On the other side of the main road, up a track through the debris, we found the bodies of five women and several children. The women were middle-aged and their corpses lay draped over a pile of rubble. One lay on her back, her dress torn open and the head of a little girl emerging from behind her. The girl had short dark curly hair, her eyes were staring at us and there was a frown on her face. She was dead.

Another child lay on the roadway like a discarded doll, her white dress stained with mud and dust. She could have been no more than three years old. The back of her head had been blown away by a bullet fired into her brain. One of the women also held a tiny baby to her body. The bullet that had passed into her breast had killed the baby too. Someone had slit open the woman’s stomach, cutting sideways and then upwards, perhaps trying to kill her unborn child. Her eyes were wide open, her dark face frozen in horror.

“…As we stood there, we heard a shout in Arabic from across the ruins. “They are coming back,” a man was screaming, So we ran in fear towards the road.
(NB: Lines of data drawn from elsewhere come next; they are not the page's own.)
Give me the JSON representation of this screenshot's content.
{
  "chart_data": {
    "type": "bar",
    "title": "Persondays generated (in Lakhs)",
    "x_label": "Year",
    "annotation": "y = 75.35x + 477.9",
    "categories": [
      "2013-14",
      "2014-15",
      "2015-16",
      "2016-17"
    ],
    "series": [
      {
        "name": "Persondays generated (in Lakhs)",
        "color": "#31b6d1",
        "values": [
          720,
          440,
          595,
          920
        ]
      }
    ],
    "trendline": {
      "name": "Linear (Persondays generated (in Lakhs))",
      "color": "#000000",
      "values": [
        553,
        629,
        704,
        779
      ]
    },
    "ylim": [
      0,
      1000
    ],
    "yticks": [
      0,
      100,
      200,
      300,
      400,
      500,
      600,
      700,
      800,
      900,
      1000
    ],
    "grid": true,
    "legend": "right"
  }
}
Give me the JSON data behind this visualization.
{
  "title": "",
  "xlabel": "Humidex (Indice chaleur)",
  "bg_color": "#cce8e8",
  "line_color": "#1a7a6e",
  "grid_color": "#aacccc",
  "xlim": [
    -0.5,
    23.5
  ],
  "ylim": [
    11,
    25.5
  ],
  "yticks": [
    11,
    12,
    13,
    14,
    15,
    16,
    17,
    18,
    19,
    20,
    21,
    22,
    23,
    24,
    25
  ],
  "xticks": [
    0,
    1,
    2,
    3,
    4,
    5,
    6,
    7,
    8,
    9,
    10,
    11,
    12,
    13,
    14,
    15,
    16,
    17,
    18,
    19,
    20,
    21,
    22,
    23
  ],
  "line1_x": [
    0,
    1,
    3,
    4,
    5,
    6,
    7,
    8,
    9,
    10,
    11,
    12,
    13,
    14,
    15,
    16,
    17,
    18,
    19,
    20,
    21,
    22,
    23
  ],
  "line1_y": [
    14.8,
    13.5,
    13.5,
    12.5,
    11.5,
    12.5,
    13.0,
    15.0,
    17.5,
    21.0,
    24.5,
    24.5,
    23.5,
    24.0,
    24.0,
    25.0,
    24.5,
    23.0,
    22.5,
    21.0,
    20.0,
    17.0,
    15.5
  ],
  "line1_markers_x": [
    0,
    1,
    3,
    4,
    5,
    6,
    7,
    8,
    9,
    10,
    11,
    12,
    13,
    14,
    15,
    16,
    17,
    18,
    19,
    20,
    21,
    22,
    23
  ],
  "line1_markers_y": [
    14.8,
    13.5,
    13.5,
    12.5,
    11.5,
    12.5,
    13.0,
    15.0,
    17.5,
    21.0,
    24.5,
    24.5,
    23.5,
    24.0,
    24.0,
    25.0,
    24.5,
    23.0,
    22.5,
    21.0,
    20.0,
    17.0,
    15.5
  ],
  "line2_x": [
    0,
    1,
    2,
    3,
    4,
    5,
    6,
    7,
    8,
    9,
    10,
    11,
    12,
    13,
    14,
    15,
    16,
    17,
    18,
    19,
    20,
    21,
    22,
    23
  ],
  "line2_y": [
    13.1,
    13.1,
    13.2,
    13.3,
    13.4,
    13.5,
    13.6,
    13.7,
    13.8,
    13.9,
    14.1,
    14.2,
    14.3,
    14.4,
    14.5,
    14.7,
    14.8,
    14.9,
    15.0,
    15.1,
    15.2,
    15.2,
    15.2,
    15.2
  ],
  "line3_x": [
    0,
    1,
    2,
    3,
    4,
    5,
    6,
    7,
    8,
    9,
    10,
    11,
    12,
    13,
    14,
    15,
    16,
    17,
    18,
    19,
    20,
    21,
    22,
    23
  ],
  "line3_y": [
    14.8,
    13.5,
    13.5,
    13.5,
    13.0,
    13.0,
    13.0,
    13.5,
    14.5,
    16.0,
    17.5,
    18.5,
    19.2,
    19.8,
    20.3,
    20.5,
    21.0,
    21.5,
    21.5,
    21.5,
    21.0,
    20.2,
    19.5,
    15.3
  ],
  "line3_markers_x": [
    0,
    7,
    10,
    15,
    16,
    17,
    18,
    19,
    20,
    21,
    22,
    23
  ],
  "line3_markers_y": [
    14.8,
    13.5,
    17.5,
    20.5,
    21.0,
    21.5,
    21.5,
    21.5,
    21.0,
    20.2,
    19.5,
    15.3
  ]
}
I think, in retrospect, that it was probably anger that stopped us from leaving, for we now waited near the entrance to the camp to glimpse the faces of the men who were responsible for all of this. They must have been sent in here with Israeli permission. They must have been armed by the Israelis. Their handiwork had clearly been watched – closely observed – by the Israelis who were still watching us through their field-glasses.
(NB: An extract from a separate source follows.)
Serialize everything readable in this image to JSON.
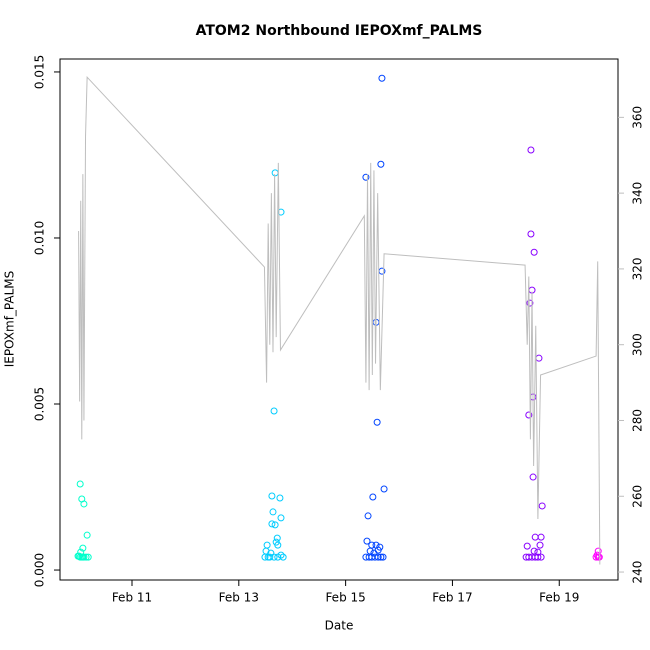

When does a killing become an outrage? When does an atrocity become a massacre? Or, put another way, how many killings make a massacre? Thirty? A hundred? Three hundred? When is a massacre not a massacre? When the figures are too low? Or when the massacre is carried out by Israel’s friends rather than Israel’s enemies?

That, I suspected, was what this argument was about. If Syrian troops had crossed into Israel, surrounded a Kibbutz and allowed their Palestinian allies to slaughter the Jewish inhabitants, no Western news agency would waste its time afterwards arguing about whether or not it should be called a massacre.
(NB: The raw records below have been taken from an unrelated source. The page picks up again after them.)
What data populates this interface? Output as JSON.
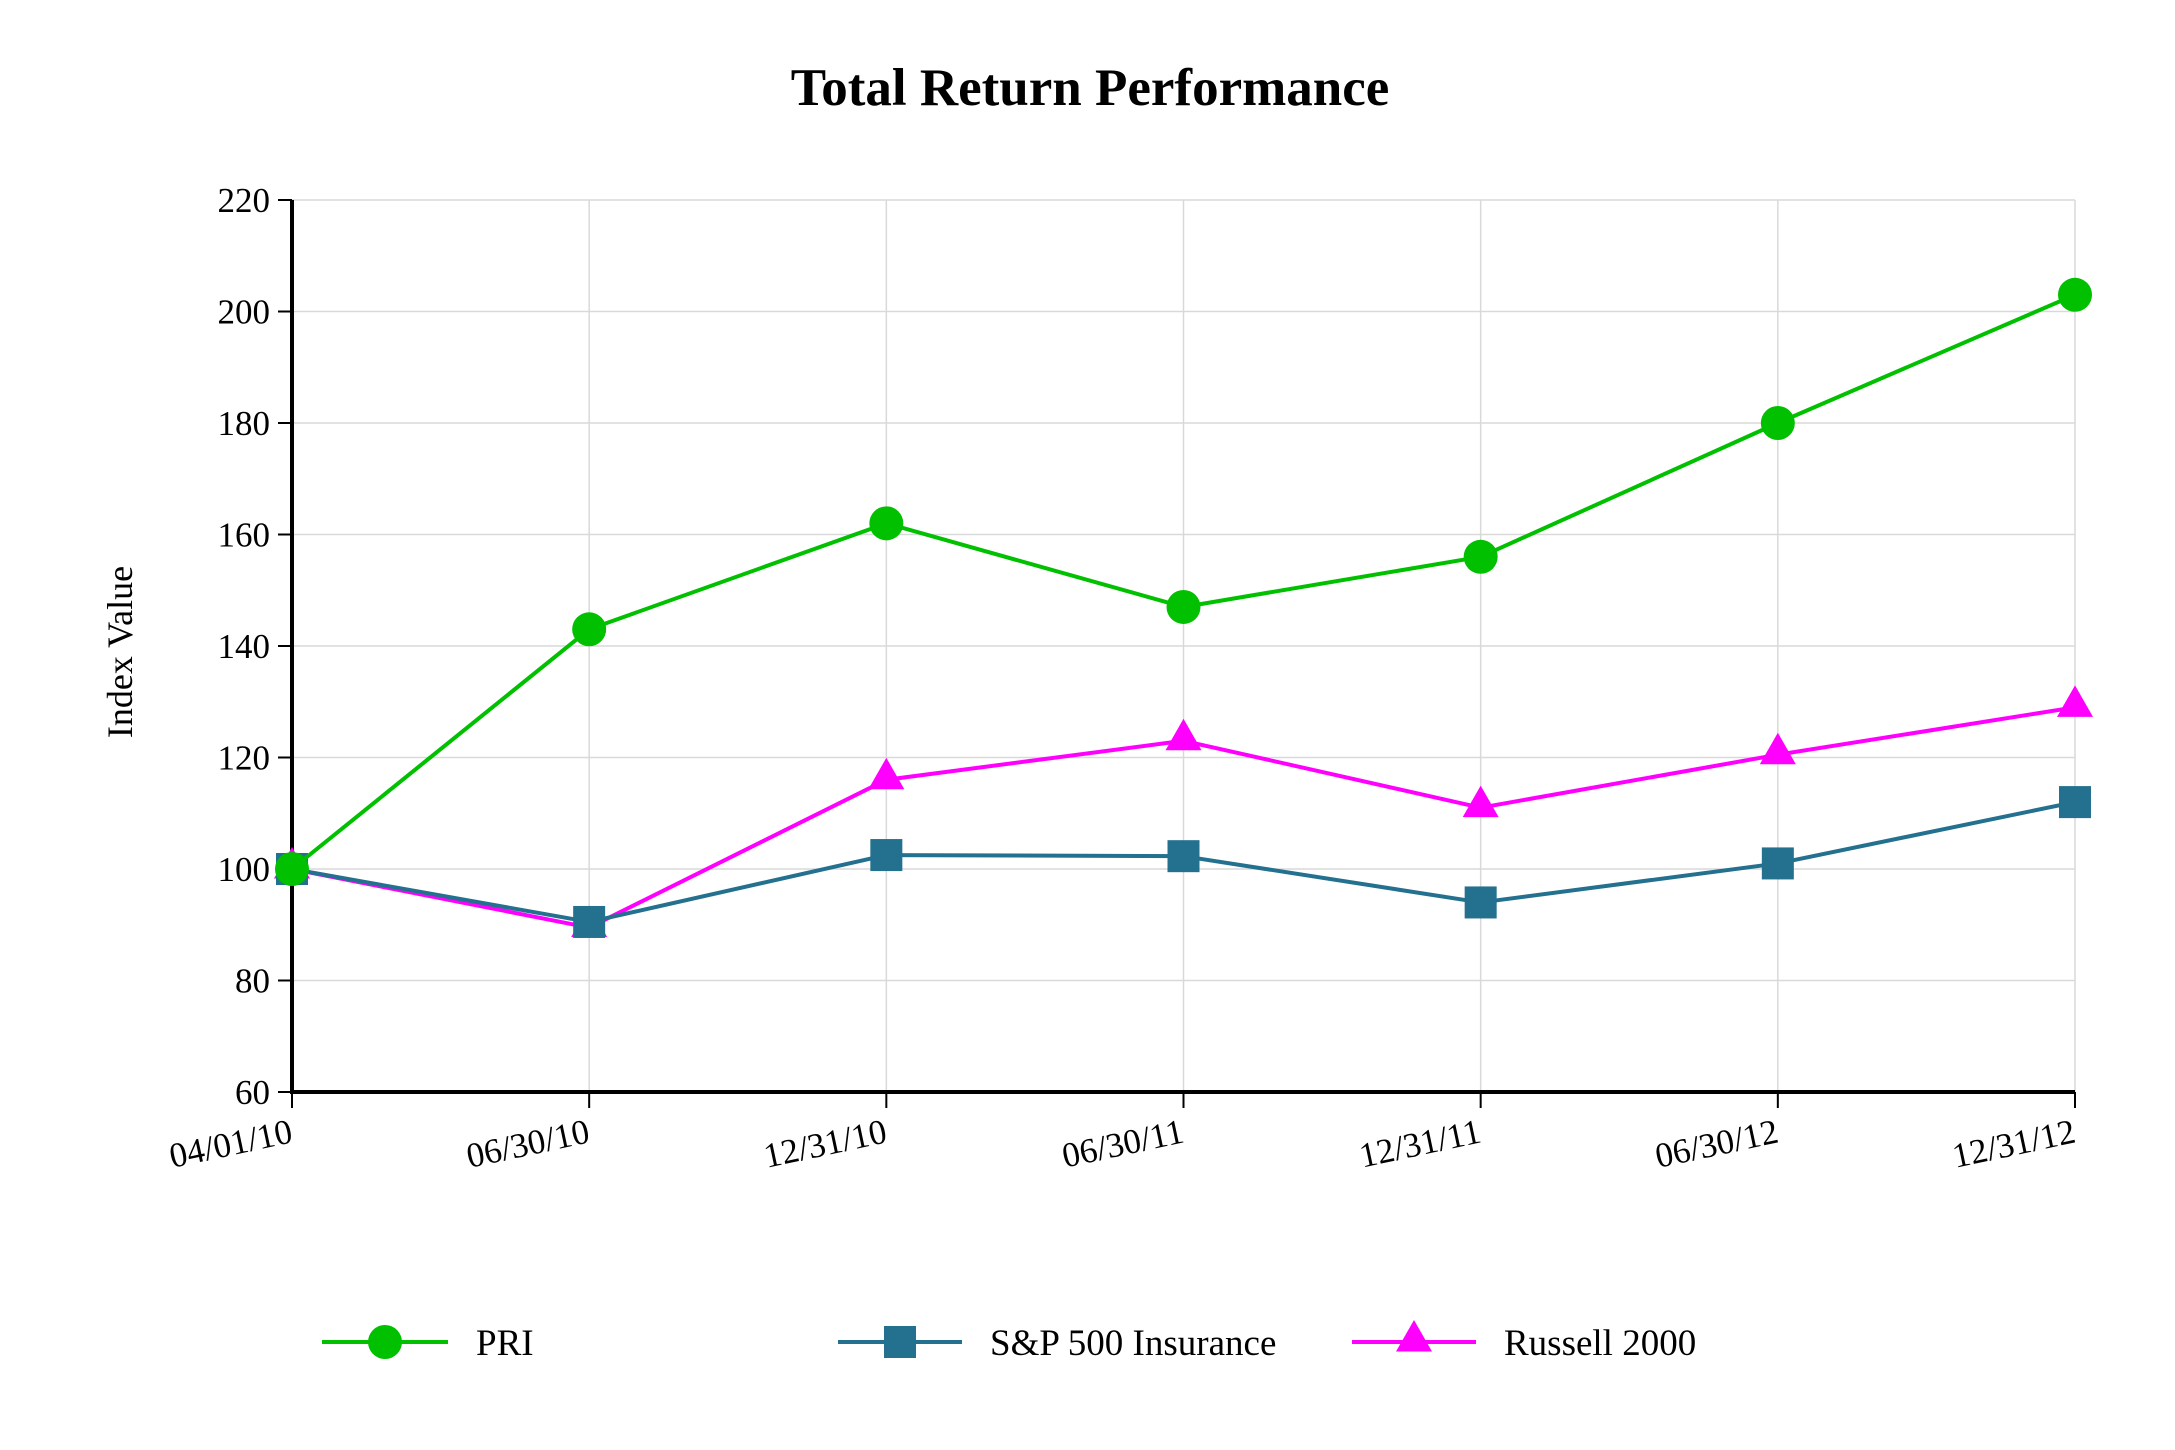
{
  "chart_data": {
    "type": "line",
    "title": "Total Return Performance",
    "xlabel": "",
    "ylabel": "Index Value",
    "categories": [
      "04/01/10",
      "06/30/10",
      "12/31/10",
      "06/30/11",
      "12/31/11",
      "06/30/12",
      "12/31/12"
    ],
    "ylim": [
      60,
      220
    ],
    "yticks": [
      60,
      80,
      100,
      120,
      140,
      160,
      180,
      200,
      220
    ],
    "grid": true,
    "legend_position": "bottom",
    "series": [
      {
        "name": "PRI",
        "marker": "circle",
        "color": "#00c000",
        "values": [
          100,
          143,
          162,
          147,
          156,
          180,
          203
        ]
      },
      {
        "name": "S&P 500 Insurance",
        "marker": "square",
        "color": "#23708f",
        "values": [
          100,
          90.5,
          102.5,
          102.3,
          94,
          101,
          112
        ]
      },
      {
        "name": "Russell 2000",
        "marker": "triangle",
        "color": "#ff00ff",
        "values": [
          100,
          89.5,
          116,
          123,
          111,
          120.5,
          129
        ]
      }
    ]
  }
}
But in Beirut, the victims were Palestinians. The guilty were certainly Christian militiamen – from which particular unit we were still unsure – but the Israelis were also guilty. If the Israelis had not taken part in the killings, they had certainly sent militia into the camp. They had trained them, given them uniforms, handed them US army rations and Israeli medical equipment. Then they had watched the murderers in the camps, they had given them military assistance – the Israeli airforce had dropped all those flares to help the men who were murdering the inhabitants of Sabra and Chatila – and they had established military liason with the murderers in the camps

***************

This came a few days after recently elected President Lebanon Lebanese Christian Kataeb leader Bashir Gemayel and followers were killed by a bomb attack assassination. Kataeb members, took their revenge against these Palestinian refugees mainly consisting helpless and non combatant women, children and old folks.

Western witnesses saw the massacre went on by the Lebanese Chritisna militia for days, under the watchful eyes of Israeli Forces. The blamed Israeli Defense Minister Ariel Sharon for the responsibility of the Sabra and Shatila Massacre.

No one was ever taken to face any form of trial for the horrific massacre of these non combatant refugees. It was a horrific tragedy of crimes against humanity which the world failed on these Palestinian refugees. Ariel Sharon later became Prime Minister of Israel and further exercised his thrist for atrocities and genocide in the Palestinian West Banks and Gaza settlements.

It is typical of ‘Israeli Justice’. The mandate to form the State of Israel for the Jews, were justified for those who survived the horror and tragedy of the World War II Nazi Holocaust. They unlawfully and immorally took Palestinian lands for  creation of their new Zionist state 64 years ago. There on, the Zionist Israeli butchers took millions of Palestinian lives to justify their existence and expansion.

Sabra and Shatila Massacre was a demonstration of that brutal mentality which the Zionist Jews put in practice, in their justification to remain as invaders. Even when Sabra and Shatila was about non combatant refugees. mainly consisting of old folks, women and children.